Yesterday we hung out in the Oputerie area all day. In the AM we totally relaxed by hanging out in the van until after noon, watching movies and reading. Then we drove up to a marine reserve about an hour north. It had the most gorgeous ocean/cove views I’ve ever seen. We drove by lots of stunning beach scenery to the top of the bluff, which overlooked about 180° of beautiful scenery. I’m going to try to stitch a bunch of the pictures together to get one good panorama later. There was a little cove called Gemstone Cove that has a great snorkling course laid out in it and some fantastic wildlife. After hiking town there (127 steps and a big hill), we decided it’s not the best idea while we’re both still recovering to actually snorkle there, but we hung out for a few minutes and checked it out from the surface.

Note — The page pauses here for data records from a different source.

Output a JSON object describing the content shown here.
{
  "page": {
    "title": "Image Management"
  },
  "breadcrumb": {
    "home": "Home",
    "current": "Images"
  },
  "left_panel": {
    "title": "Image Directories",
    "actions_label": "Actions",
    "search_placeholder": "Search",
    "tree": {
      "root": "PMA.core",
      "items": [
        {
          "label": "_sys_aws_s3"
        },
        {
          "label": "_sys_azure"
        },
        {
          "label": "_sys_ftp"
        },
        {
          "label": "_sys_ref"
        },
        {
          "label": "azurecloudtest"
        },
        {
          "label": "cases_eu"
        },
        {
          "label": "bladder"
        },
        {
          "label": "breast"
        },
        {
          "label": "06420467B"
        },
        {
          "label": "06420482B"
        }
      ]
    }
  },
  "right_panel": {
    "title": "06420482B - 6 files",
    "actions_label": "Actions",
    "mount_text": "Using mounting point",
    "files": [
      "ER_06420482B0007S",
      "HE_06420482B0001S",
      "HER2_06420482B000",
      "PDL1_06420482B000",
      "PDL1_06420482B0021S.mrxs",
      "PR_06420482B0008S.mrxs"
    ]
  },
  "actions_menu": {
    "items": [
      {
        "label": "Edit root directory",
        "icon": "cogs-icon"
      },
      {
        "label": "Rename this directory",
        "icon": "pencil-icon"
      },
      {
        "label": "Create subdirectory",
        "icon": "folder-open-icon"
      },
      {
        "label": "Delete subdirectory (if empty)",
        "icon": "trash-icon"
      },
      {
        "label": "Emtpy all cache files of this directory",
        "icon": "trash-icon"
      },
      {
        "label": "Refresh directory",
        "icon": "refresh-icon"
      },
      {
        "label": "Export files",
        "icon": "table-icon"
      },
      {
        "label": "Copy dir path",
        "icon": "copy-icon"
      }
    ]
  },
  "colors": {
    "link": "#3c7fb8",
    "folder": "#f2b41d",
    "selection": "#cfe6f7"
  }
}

Then we hiked back up the hill (deciding all the way that snorkling down there tomorrow was not a good idea), and sat on the hill and admired the view awhile.

Then we drove back to Oputerie and the lovely hostel workers there let us stay on their premises for the night and use their facilities (including their internet). We hung out in the common room awhile, worked on a puzzle (which they cleaned up on us before we could finish!), and chatted with a lovely group of four ladies here with their families. They were having a craft night, and one of them (Debbie) gave me a lovely ball of NZ yarn 🙂  Everyone here thinks we have lovely American accents! We think the same of them.  We stayed up way too late, and went to bed around 12; which was probably not the best idea, since the ideal kayaking time is 7-11 in the morning tomorrow!

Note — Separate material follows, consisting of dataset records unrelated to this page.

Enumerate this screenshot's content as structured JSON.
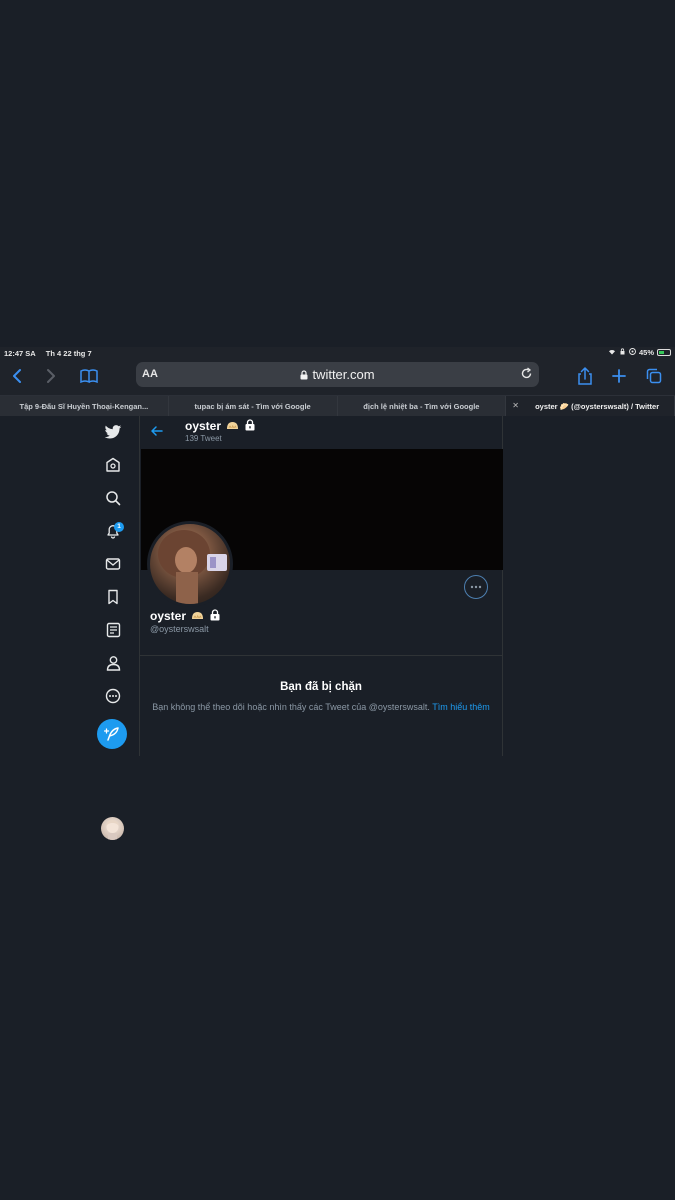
{
  "status_bar": {
    "time": "12:47 SA",
    "date": "Th 4 22 thg 7",
    "battery": "45%",
    "battery_level": 0.45
  },
  "browser": {
    "text_size_label": "AA",
    "url": "twitter.com",
    "tabs": [
      {
        "label": "Tập 9-Đấu Sĩ Huyền Thoại-Kengan...",
        "active": false
      },
      {
        "label": "tupac bị ám sát - Tìm với Google",
        "active": false
      },
      {
        "label": "địch lệ nhiệt ba - Tìm với Google",
        "active": false
      },
      {
        "label": "oyster 🥟 (@oysterswsalt) / Twitter",
        "active": true
      }
    ]
  },
  "nav": {
    "notification_count": "1",
    "accent": "#1d9bf0"
  },
  "profile": {
    "name": "oyster",
    "tweet_count": "139 Tweet",
    "handle": "@oysterswsalt",
    "blocked_title": "Bạn đã bị chặn",
    "blocked_message": "Bạn không thể theo dõi hoặc nhìn thấy các Tweet của @oysterswsalt.",
    "learn_more": "Tìm hiểu thêm"
  }
}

Day 25: Mel’s Sleepy Day II

So I had another sleepy day on the 15th here, and spent a good part of the day snoozing in the passenger seat while Eli drove north. We got up in the AM and made a quick drive to Taupo, so Eli could catch the noon jetboat trip. He had a blast; “stupid fun on the water”.  (more pics of Eli and jetboat on website)

Before, we stopped off at Lava Glass, a glass blowing place that had amazing pieces, with color and texture nicer than I’ve seen before. We didn’t have time for a tour, but we did stop at the cafe. I had a delicious egg/bacon/feta on a Turkish bread, and Eli had a yummy spinach and chicken fritata and another piece of tasty carrot cake.

Then we hopped in the car, and drove up to Oputerie, a small town that reminded me a lot of the Cape. Folks come here from Auckland (about 1.5-2hr drive) to come to a slightly nicer climate, hang out on the beach, and veg away from the touristy areas. It’s quite lovely here, with beautiful views and a relaxing atmosphere.  On the way, however, we did a lot of looking at this…

There is a LOT of logging on the way to this area. The GPS also got us lost by trying to take us down a gravel, steep, logging road (which was closed), so we did some backtracking through beautiful country.  We found a cute little campground right in Oputerie, and parked our van to take a walk through the forest to the beach.

where we wandered for a while, sat for a while, and collected shells. It was lovely and peaceful, and we got to watch some oystercatchers standing one-legged on the beach, hanging out, and an Australasian Gannet fishing in the shallows.  It was a lovely evening, followed by dinner at a tasty small place in the next town over (I just had the leftovers now, which were TASTY. Since I couldn’t taste when we were first there, I think we’re going again tonight!)